Lower the heat to maintain a soft, steady simmer and partially cover the pot, allowing gentle steam to escape. Over 60–75 minutes the peas will swell and then break down into a thick, velvety body; the surface will transition from individual peas to a coarse, green cream flecked with softened vegetable pieces. Stir periodically to keep the bottom clean; if the texture becomes too thin, reduce uncovered, or add a splash of hot water if it’s too dry before tender. This image captures a dense, stewing green mass—texturally rich and almost porridge-like.

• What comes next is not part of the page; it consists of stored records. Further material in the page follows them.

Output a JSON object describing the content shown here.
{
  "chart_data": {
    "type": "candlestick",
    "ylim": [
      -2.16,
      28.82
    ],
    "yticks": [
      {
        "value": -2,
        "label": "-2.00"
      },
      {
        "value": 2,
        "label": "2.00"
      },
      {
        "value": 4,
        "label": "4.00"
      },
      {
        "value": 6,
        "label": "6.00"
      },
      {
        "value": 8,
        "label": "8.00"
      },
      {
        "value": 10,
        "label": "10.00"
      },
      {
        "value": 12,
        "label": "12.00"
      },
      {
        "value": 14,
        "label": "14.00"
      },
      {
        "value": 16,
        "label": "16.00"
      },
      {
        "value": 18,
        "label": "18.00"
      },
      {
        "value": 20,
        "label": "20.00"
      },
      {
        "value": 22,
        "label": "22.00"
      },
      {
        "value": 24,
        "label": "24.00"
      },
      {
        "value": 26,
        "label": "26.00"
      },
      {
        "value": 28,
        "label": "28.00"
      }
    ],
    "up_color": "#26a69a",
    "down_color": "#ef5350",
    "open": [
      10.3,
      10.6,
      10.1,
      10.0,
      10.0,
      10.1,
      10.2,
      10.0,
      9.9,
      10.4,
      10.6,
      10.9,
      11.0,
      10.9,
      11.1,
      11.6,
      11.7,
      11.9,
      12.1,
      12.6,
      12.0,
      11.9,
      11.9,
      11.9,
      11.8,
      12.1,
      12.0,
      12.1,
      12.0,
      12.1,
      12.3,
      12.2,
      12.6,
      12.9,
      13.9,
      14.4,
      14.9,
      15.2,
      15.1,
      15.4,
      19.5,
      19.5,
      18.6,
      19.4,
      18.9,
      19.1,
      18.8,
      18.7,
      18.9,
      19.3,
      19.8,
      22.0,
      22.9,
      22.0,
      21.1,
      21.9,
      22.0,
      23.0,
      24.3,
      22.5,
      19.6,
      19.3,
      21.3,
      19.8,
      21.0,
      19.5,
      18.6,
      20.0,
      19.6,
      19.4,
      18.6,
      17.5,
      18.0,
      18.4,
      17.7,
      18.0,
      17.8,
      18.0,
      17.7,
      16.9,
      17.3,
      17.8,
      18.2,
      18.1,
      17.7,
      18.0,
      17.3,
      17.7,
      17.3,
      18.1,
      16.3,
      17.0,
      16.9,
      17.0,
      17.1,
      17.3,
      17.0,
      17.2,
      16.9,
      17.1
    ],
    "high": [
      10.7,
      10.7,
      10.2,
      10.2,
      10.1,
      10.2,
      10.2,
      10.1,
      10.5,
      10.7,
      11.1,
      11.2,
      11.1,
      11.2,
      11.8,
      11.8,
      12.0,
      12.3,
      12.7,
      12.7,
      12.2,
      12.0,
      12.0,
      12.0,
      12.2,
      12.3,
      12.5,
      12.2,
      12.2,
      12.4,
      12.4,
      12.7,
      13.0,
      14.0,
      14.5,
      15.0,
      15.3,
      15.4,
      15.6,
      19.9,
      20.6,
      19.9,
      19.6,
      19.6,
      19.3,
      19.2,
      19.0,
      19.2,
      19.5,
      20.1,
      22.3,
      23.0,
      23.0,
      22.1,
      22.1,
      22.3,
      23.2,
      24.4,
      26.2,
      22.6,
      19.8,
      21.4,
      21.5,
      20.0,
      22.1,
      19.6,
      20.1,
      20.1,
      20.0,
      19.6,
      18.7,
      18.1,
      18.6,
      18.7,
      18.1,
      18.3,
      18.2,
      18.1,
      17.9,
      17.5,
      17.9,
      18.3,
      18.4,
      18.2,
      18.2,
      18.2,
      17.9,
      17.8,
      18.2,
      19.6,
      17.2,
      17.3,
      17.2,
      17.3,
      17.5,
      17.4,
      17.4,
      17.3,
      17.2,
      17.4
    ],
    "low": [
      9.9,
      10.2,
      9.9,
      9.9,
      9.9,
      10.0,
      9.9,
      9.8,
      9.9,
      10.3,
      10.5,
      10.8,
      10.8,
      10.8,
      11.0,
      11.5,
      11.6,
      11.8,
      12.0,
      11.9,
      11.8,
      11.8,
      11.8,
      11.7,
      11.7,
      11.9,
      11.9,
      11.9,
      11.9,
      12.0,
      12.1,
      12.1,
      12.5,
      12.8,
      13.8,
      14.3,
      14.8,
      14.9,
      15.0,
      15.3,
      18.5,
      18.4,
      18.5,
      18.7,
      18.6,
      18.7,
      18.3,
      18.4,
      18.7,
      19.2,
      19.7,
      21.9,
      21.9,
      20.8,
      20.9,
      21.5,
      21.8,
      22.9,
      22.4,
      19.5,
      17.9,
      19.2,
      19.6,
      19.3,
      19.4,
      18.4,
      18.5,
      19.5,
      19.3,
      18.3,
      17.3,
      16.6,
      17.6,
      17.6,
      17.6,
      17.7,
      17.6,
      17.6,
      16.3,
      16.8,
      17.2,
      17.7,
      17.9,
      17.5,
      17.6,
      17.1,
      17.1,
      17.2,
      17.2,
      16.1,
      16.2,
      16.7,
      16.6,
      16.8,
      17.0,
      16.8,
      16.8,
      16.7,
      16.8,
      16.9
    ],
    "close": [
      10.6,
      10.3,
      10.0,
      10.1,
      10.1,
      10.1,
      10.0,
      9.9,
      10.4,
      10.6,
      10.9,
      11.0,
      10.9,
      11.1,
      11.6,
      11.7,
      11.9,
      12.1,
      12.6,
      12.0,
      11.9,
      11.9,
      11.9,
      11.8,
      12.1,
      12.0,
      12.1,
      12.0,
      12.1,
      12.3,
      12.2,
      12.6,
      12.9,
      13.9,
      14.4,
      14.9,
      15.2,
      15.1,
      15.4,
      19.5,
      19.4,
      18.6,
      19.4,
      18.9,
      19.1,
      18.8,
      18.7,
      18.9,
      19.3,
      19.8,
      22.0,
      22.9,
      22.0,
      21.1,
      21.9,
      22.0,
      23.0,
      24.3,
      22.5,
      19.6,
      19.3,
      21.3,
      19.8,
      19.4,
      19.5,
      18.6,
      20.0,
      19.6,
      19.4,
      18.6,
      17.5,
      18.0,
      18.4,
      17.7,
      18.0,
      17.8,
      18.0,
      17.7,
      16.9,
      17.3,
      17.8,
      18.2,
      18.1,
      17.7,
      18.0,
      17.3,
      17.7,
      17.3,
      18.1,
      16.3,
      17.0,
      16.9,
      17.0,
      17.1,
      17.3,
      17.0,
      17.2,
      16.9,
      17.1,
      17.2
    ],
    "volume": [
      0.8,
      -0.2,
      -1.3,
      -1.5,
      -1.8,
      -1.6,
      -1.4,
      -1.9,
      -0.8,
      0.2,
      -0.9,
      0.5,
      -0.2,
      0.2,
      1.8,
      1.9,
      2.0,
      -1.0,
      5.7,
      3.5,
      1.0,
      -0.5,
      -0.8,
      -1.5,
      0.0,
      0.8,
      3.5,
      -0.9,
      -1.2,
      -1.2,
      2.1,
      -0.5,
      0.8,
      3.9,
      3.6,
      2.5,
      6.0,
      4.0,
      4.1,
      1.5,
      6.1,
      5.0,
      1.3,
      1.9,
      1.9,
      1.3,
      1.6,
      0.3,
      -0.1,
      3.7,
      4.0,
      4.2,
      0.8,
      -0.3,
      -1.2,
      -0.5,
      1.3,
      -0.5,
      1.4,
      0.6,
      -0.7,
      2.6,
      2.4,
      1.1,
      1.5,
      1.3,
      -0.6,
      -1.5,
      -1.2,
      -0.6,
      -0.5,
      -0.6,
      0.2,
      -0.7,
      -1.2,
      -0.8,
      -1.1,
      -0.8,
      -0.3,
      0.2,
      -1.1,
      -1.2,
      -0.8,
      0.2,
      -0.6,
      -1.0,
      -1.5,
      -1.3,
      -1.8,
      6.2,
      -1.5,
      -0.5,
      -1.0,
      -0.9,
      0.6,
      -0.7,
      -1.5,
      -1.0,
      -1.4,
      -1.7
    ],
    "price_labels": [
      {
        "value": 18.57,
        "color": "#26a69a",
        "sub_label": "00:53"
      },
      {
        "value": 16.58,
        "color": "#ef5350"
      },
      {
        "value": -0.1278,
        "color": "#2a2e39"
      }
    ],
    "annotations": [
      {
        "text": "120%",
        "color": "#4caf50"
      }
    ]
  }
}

Remove and discard the bay leaves and lift out the ham bone; let it cool slightly, then pull the meat off in shreds and discard bones and excess fat. Return the shredded ham to the pot and taste, seasoning with kosher salt and a brightener such as a splash of apple cider vinegar or lemon juice to lift the flavor. For a silkier mouthfeel, partially puree with an immersion blender in short pulses until you reach a pleasing balance of creamy and rustic texture—some whole shredded ham and tiny vegetable bits should remain visible. Fold in chopped parsley and prepare croutons on the side.

Gently reheat if needed over low heat until hot and silky; ladle the soup into warm bowls and finish with a drizzle of olive oil, a scattering of fresh parsley, a few garlic croutons, and optional crumbled bacon or extra ham. The final presentation should be a thick, luminous pea-green surface with visible strands of tender ham, textural croutons, and a glossy oil halo—ready to serve with crusty bread.